I recently replaced a 37000 hour 120GB Hitachi TravelStar HDD in my ten year old Lenovo R61i laptop when smartd showed that seek errors were starting to occur and the throughput rate was dropping. Since the machine's SATA interface can't handle disks bigger than 200GB and hard disks this small are no longer available, the disk got replaced with a 128GB Sandisk SSD. However, because smartd says the SSD has only had 2 hours use so far I obviously can't say anything useful about its durability. What I can say is that it has made long, disk intensive tasks, such as booting the system, much faster while having little effect on more normal tasks.
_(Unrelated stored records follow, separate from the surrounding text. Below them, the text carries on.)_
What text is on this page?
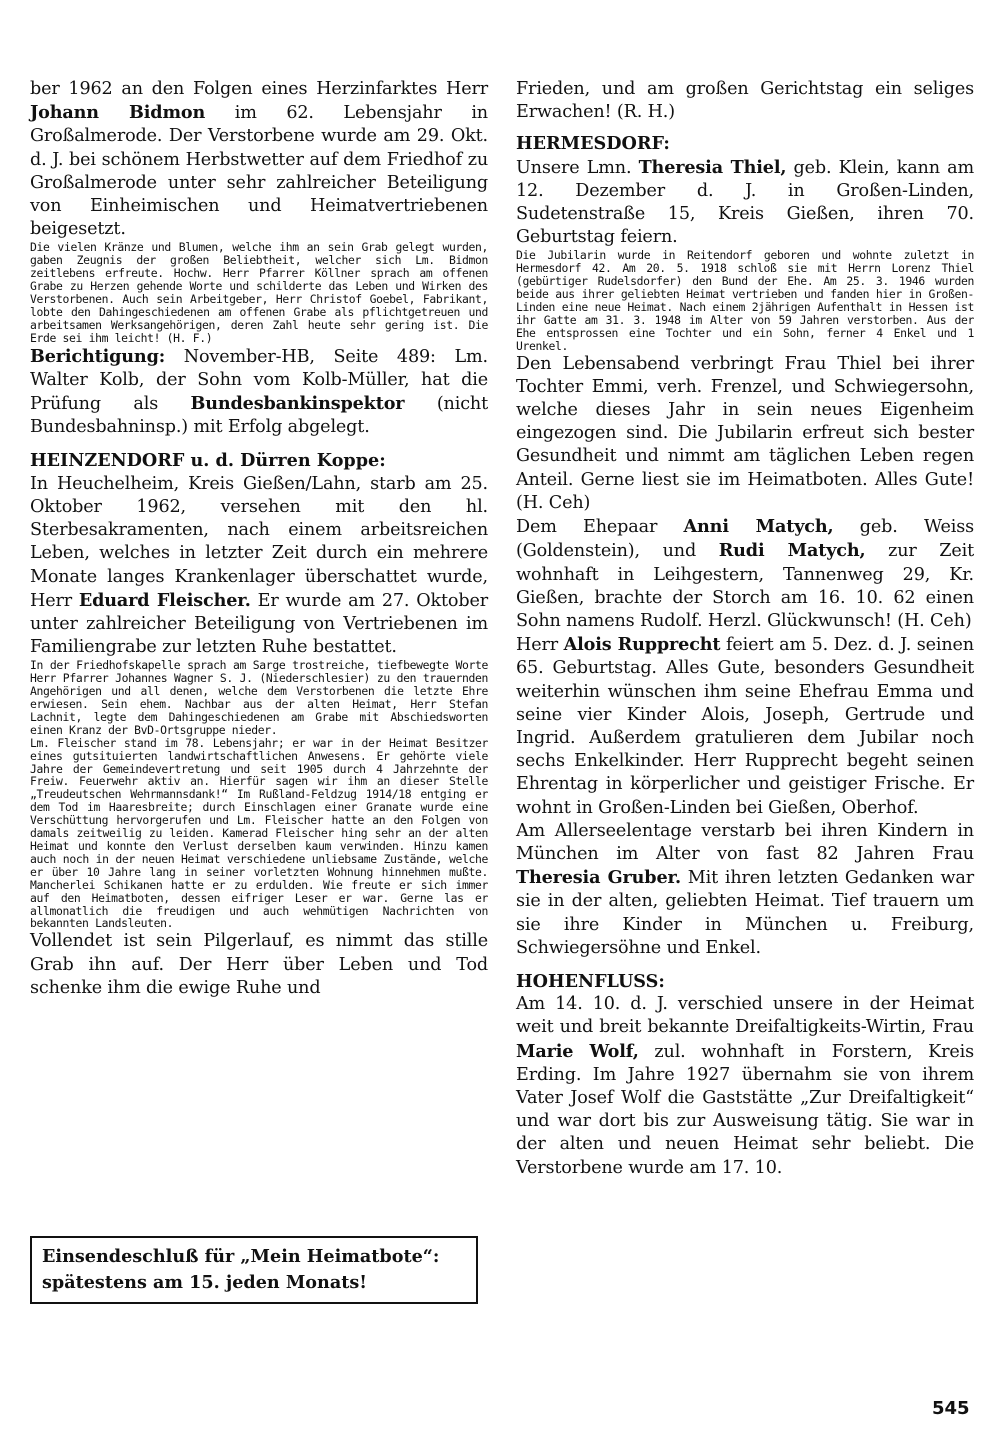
ber 1962 an den Folgen eines Herzinfarktes Herr Johann Bidmon im 62. Lebensjahr in Großalmerode. Der Verstorbene wurde am 29. Okt. d. J. bei schönem Herbstwetter auf dem Friedhof zu Großalmerode unter sehr zahlreicher Beteiligung von Einheimischen und Heimatvertriebenen beigesetzt.

Die vielen Kränze und Blumen, welche ihm an sein Grab gelegt wurden, gaben Zeugnis der großen Beliebtheit, welcher sich Lm. Bidmon zeitlebens erfreute. Hochw. Herr Pfarrer Köllner sprach am offenen Grabe zu Herzen gehende Worte und schilderte das Leben und Wirken des Verstorbenen. Auch sein Arbeitgeber, Herr Christof Goebel, Fabrikant, lobte den Dahingeschiedenen am offenen Grabe als pflichtgetreuen und arbeitsamen Werksangehörigen, deren Zahl heute sehr gering ist. Die Erde sei ihm leicht! (H. F.)

Berichtigung: November-HB, Seite 489: Lm. Walter Kolb, der Sohn vom Kolb-Müller, hat die Prüfung als Bundesbankinspektor (nicht Bundesbahninsp.) mit Erfolg abgelegt.

HEINZENDORF u. d. Dürren Koppe:

In Heuchelheim, Kreis Gießen/Lahn, starb am 25. Oktober 1962, versehen mit den hl. Sterbesakramenten, nach einem arbeitsreichen Leben, welches in letzter Zeit durch ein mehrere Monate langes Krankenlager überschattet wurde, Herr Eduard Fleischer. Er wurde am 27. Oktober unter zahlreicher Beteiligung von Vertriebenen im Familiengrabe zur letzten Ruhe bestattet.

In der Friedhofskapelle sprach am Sarge trostreiche, tiefbewegte Worte Herr Pfarrer Johannes Wagner S. J. (Niederschlesier) zu den trauernden Angehörigen und all denen, welche dem Verstorbenen die letzte Ehre erwiesen. Sein ehem. Nachbar aus der alten Heimat, Herr Stefan Lachnit, legte dem Dahingeschiedenen am Grabe mit Abschiedsworten einen Kranz der BvD-Ortsgruppe nieder.

Lm. Fleischer stand im 78. Lebensjahr; er war in der Heimat Besitzer eines gutsituierten landwirtschaftlichen Anwesens. Er gehörte viele Jahre der Gemeindevertretung und seit 1905 durch 4 Jahrzehnte der Freiw. Feuerwehr aktiv an. Hierfür sagen wir ihm an dieser Stelle „Treudeutschen Wehrmannsdank!“ Im Rußland-Feldzug 1914/18 entging er dem Tod im Haaresbreite; durch Einschlagen einer Granate wurde eine Verschüttung hervorgerufen und Lm. Fleischer hatte an den Folgen von damals zeitweilig zu leiden. Kamerad Fleischer hing sehr an der alten Heimat und konnte den Verlust derselben kaum verwinden. Hinzu kamen auch noch in der neuen Heimat verschiedene unliebsame Zustände, welche er über 10 Jahre lang in seiner vorletzten Wohnung hinnehmen mußte. Mancherlei Schikanen hatte er zu erdulden. Wie freute er sich immer auf den Heimatboten, dessen eifriger Leser er war. Gerne las er allmonatlich die freudigen und auch wehmütigen Nachrichten von bekannten Landsleuten.

Vollendet ist sein Pilgerlauf, es nimmt das stille Grab ihn auf. Der Herr über Leben und Tod schenke ihm die ewige Ruhe und

Einsendeschluß für „Mein Heimatbote“:
spätestens am 15. jeden Monats!

Frieden, und am großen Gerichtstag ein seliges Erwachen! (R. H.)

HERMESDORF:

Unsere Lmn. Theresia Thiel, geb. Klein, kann am 12. Dezember d. J. in Großen-Linden, Sudetenstraße 15, Kreis Gießen, ihren 70. Geburtstag feiern.

Die Jubilarin wurde in Reitendorf geboren und wohnte zuletzt in Hermesdorf 42. Am 20. 5. 1918 schloß sie mit Herrn Lorenz Thiel (gebürtiger Rudelsdorfer) den Bund der Ehe. Am 25. 3. 1946 wurden beide aus ihrer geliebten Heimat vertrieben und fanden hier in Großen-Linden eine neue Heimat. Nach einem 2jährigen Aufenthalt in Hessen ist ihr Gatte am 31. 3. 1948 im Alter von 59 Jahren verstorben. Aus der Ehe entsprossen eine Tochter und ein Sohn, ferner 4 Enkel und 1 Urenkel.

Den Lebensabend verbringt Frau Thiel bei ihrer Tochter Emmi, verh. Frenzel, und Schwiegersohn, welche dieses Jahr in sein neues Eigenheim eingezogen sind. Die Jubilarin erfreut sich bester Gesundheit und nimmt am täglichen Leben regen Anteil. Gerne liest sie im Heimatboten. Alles Gute! (H. Ceh)

Dem Ehepaar Anni Matych, geb. Weiss (Goldenstein), und Rudi Matych, zur Zeit wohnhaft in Leihgestern, Tannenweg 29, Kr. Gießen, brachte der Storch am 16. 10. 62 einen Sohn namens Rudolf. Herzl. Glückwunsch! (H. Ceh)

Herr Alois Rupprecht feiert am 5. Dez. d. J. seinen 65. Geburtstag. Alles Gute, besonders Gesundheit weiterhin wünschen ihm seine Ehefrau Emma und seine vier Kinder Alois, Joseph, Gertrude und Ingrid. Außerdem gratulieren dem Jubilar noch sechs Enkelkinder. Herr Rupprecht begeht seinen Ehrentag in körperlicher und geistiger Frische. Er wohnt in Großen-Linden bei Gießen, Oberhof.

Am Allerseelentage verstarb bei ihren Kindern in München im Alter von fast 82 Jahren Frau Theresia Gruber. Mit ihren letzten Gedanken war sie in der alten, geliebten Heimat. Tief trauern um sie ihre Kinder in München u. Freiburg, Schwiegersöhne und Enkel.

HOHENFLUSS:

Am 14. 10. d. J. verschied unsere in der Heimat weit und breit bekannte Dreifaltigkeits-Wirtin, Frau Marie Wolf, zul. wohnhaft in Forstern, Kreis Erding. Im Jahre 1927 übernahm sie von ihrem Vater Josef Wolf die Gaststätte „Zur Dreifaltigkeit“ und war dort bis zur Ausweisung tätig. Sie war in der alten und neuen Heimat sehr beliebt. Die Verstorbene wurde am 17. 10.

545
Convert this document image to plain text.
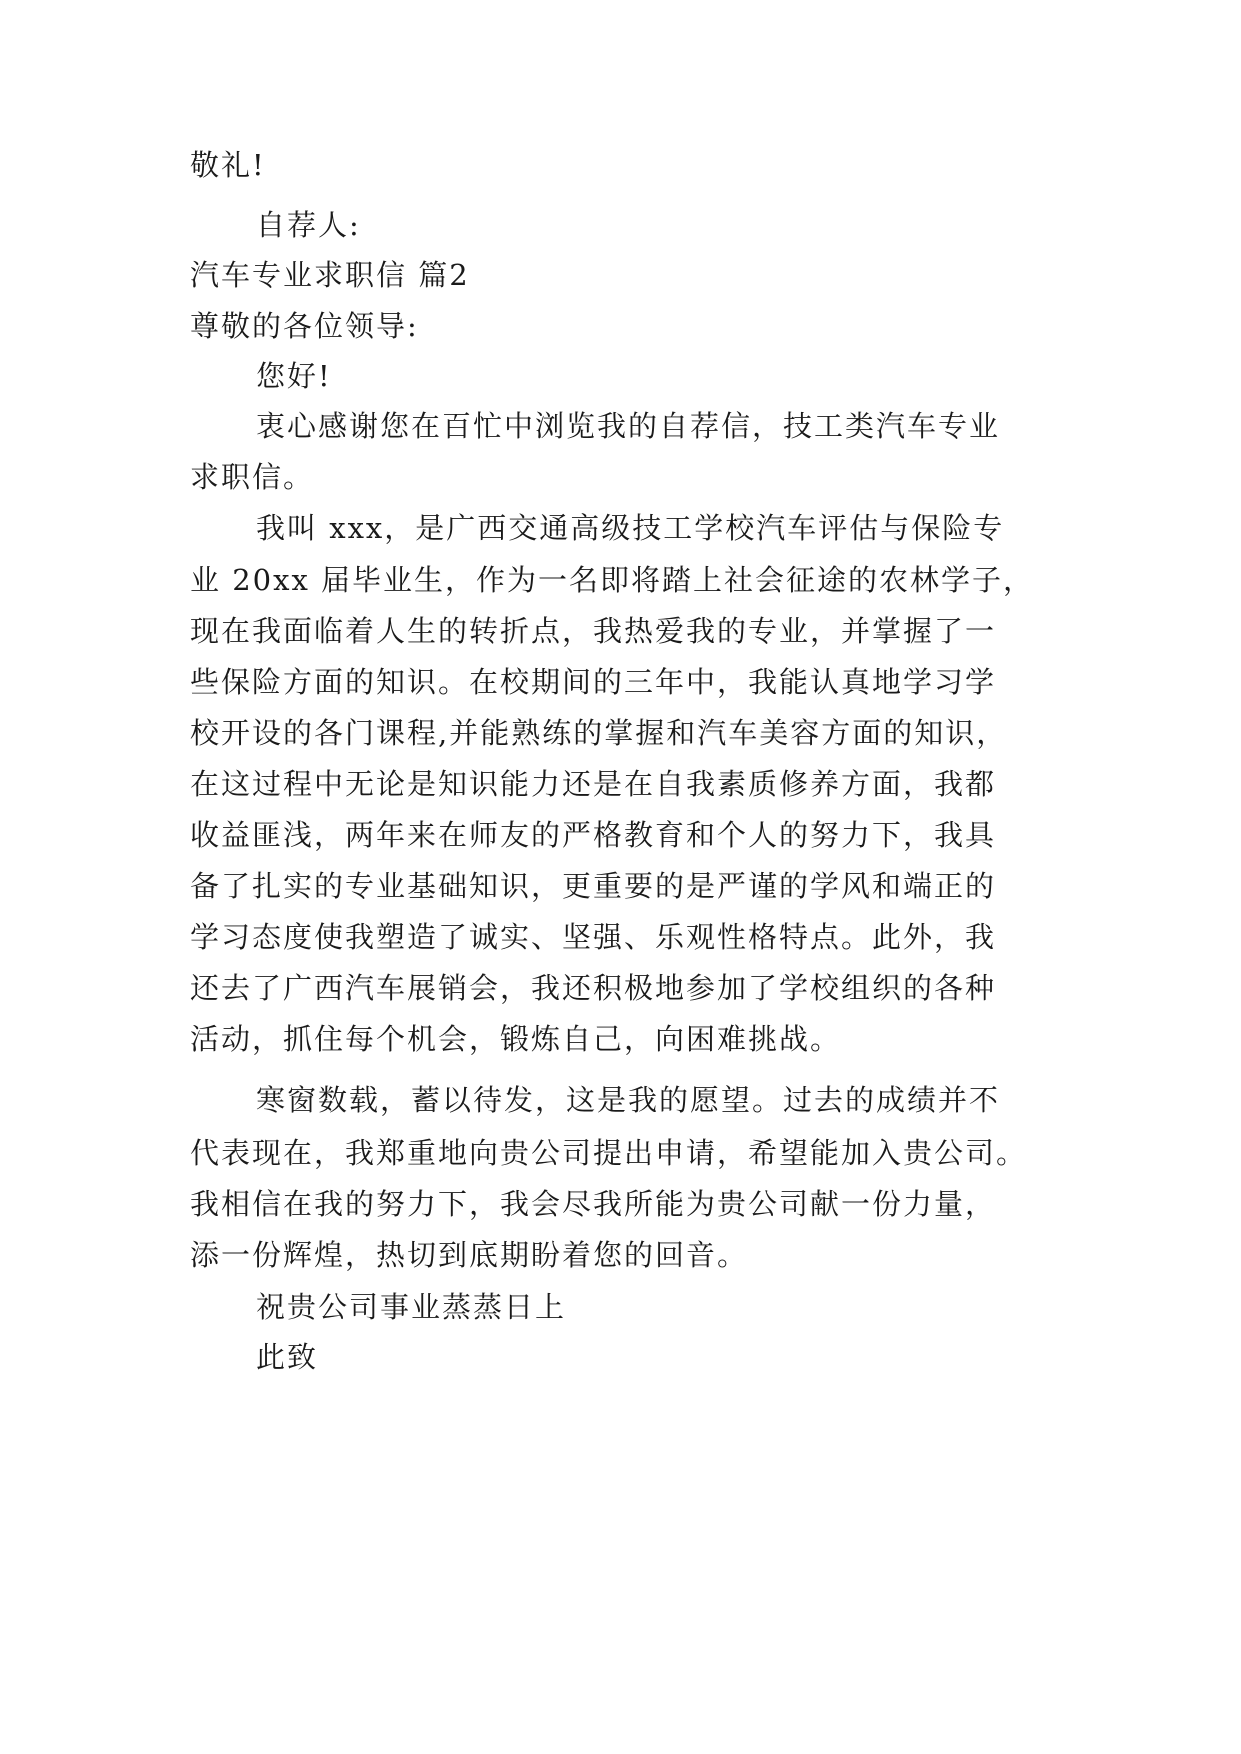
敬礼!
自荐人:
汽车专业求职信 篇2
尊敬的各位领导:
您好!
衷心感谢您在百忙中浏览我的自荐信，技工类汽车专业
求职信。
我叫 xxx，是广西交通高级技工学校汽车评估与保险专
业 20xx 届毕业生，作为一名即将踏上社会征途的农林学子，
现在我面临着人生的转折点，我热爱我的专业，并掌握了一
些保险方面的知识。在校期间的三年中，我能认真地学习学
校开设的各门课程,并能熟练的掌握和汽车美容方面的知识，
在这过程中无论是知识能力还是在自我素质修养方面，我都
收益匪浅，两年来在师友的严格教育和个人的努力下，我具
备了扎实的专业基础知识，更重要的是严谨的学风和端正的
学习态度使我塑造了诚实、坚强、乐观性格特点。此外，我
还去了广西汽车展销会，我还积极地参加了学校组织的各种
活动，抓住每个机会，锻炼自己，向困难挑战。
寒窗数载，蓄以待发，这是我的愿望。过去的成绩并不
代表现在，我郑重地向贵公司提出申请，希望能加入贵公司。
我相信在我的努力下，我会尽我所能为贵公司献一份力量，
添一份辉煌，热切到底期盼着您的回音。
祝贵公司事业蒸蒸日上
此致
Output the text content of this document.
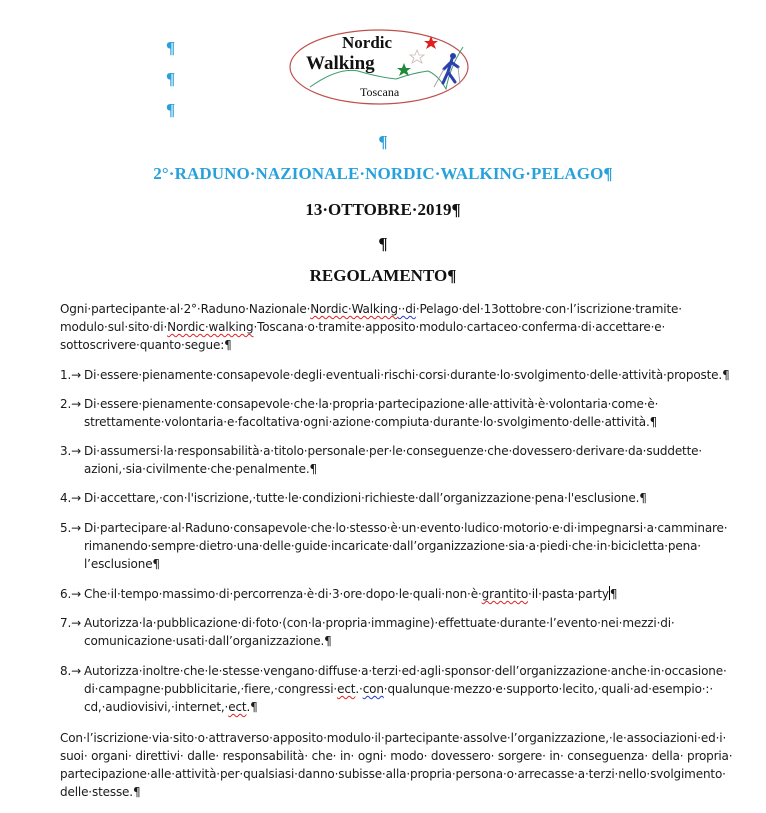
¶
¶
¶
Nordic
Walking
Toscana
¶
2°·RADUNO·NAZIONALE·NORDIC·WALKING·PELAGO¶
13·OTTOBRE·2019¶
¶
REGOLAMENTO¶
Ogni·partecipante·al·2°·Raduno·Nazionale·Nordic·Walking··di·Pelago·del·13ottobre·con·l’iscrizione·tramite·
modulo·sul·sito·di·Nordic·walking·Toscana·o·tramite·apposito·modulo·cartaceo·conferma·di·accettare·e·
sottoscrivere·quanto·segue:¶
1.→ Di·essere·pienamente·consapevole·degli·eventuali·rischi·corsi·durante·lo·svolgimento·delle·attività·proposte.¶
2.→ Di·essere·pienamente·consapevole·che·la·propria·partecipazione·alle·attività·è·volontaria·come·è·
strettamente·volontaria·e·facoltativa·ogni·azione·compiuta·durante·lo·svolgimento·delle·attività.¶
3.→ Di·assumersi·la·responsabilità·a·titolo·personale·per·le·conseguenze·che·dovessero·derivare·da·suddette·
azioni,·sia·civilmente·che·penalmente.¶
4.→ Di·accettare,·con·l'iscrizione,·tutte·le·condizioni·richieste·dall’organizzazione·pena·l'esclusione.¶
5.→ Di·partecipare·al·Raduno·consapevole·che·lo·stesso·è·un·evento·ludico·motorio·e·di·impegnarsi·a·camminare·
rimanendo·sempre·dietro·una·delle·guide·incaricate·dall’organizzazione·sia·a·piedi·che·in·bicicletta·pena·
l’esclusione¶
6.→ Che·il·tempo·massimo·di·percorrenza·è·di·3·ore·dopo·le·quali·non·è·grantito·il·pasta·party¶
7.→ Autorizza·la·pubblicazione·di·foto·(con·la·propria·immagine)·effettuate·durante·l’evento·nei·mezzi·di·
comunicazione·usati·dall’organizzazione.¶
8.→ Autorizza·inoltre·che·le·stesse·vengano·diffuse·a·terzi·ed·agli·sponsor·dell’organizzazione·anche·in·occasione·
di·campagne·pubblicitarie,·fiere,·congressi·ect.·con·qualunque·mezzo·e·supporto·lecito,·quali·ad·esempio·:·
cd,·audiovisivi,·internet,·ect.¶
Con·l’iscrizione·via·sito·o·attraverso·apposito·modulo·il·partecipante·assolve·l’organizzazione,·le·associazioni·ed·i·
suoi· organi· direttivi· dalle· responsabilità· che· in· ogni· modo· dovessero· sorgere· in· conseguenza· della· propria·
partecipazione·alle·attività·per·qualsiasi·danno·subisse·alla·propria·persona·o·arrecasse·a·terzi·nello·svolgimento·
delle·stesse.¶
I put this lack of effect on normal activities down to the way Linux uses RAM as a large disk cache: this laptop runs Fedora 25.

At almost the same time a 49700 hour 3.5" 250GB Hitachi Deskstar in a dual-Athlon desktop system started showing similar problems and was replaced with a 500GB WD Blue about 250 hours ago, so again I can't yet say anything useful about its durability.

One observation is that the TravelStar remained readable and bootable throughout the replacement process, though it became subjectively quite slow, so I was able to copy its contents to the SDD by using CloneZilla booted off a DVD. However, the same cannot be said of the DeskStar, which deteriorated very rapidly. Its partition table became corrupted, which made the disk unbootable and also prevented CloneZilla and dd from copying anything from it to the new disk. Consequently, I had to do a clean Fedora 25 install from a live DVD and retrieve the contents of /home, /usr/java and /usr/local from the backup I'd made immediately before starting to replace the disk. The disk swap has made the machine a little faster because the Deskstar was an unbuffered drive while the WD Blue has a built-in 64MB buffer. Like the laptop, this has made disk intensive activities like booting a bit faster but has had little visible effect on more normal activities.

My thoughts about it and a little speculation

If I'd had my brain engaged I would have replaced the dead 3.5" Hitachi TravelStar with a 500GB or 1 TB WD Red because this system is run 24x7, the MTBF and warranty period for the Red series are both much longer than for the Blue and the annoyance factor of replacing a disk increases at least linearly with disk size.

Going beyond that, at some point the annoyance factor gets big enough to justify replacing a single HDD with a RAID farm so you can hot-swap failing drives.

Having an offline backup is still, IMHO, mandatory if you go that way because online drives are still subject to destruction from mains strikes, house fires and burglary.

Hearsay and internet sources say that a consumer-grade SSD can fail completely with little or no warning while an enterprise SSD tends to fall back to read-only at EOL so you can at least pull the data off it when it fails. Whether this (and cost) influences your choices depends a lot of how much you value the data and how frequently you make offline backups.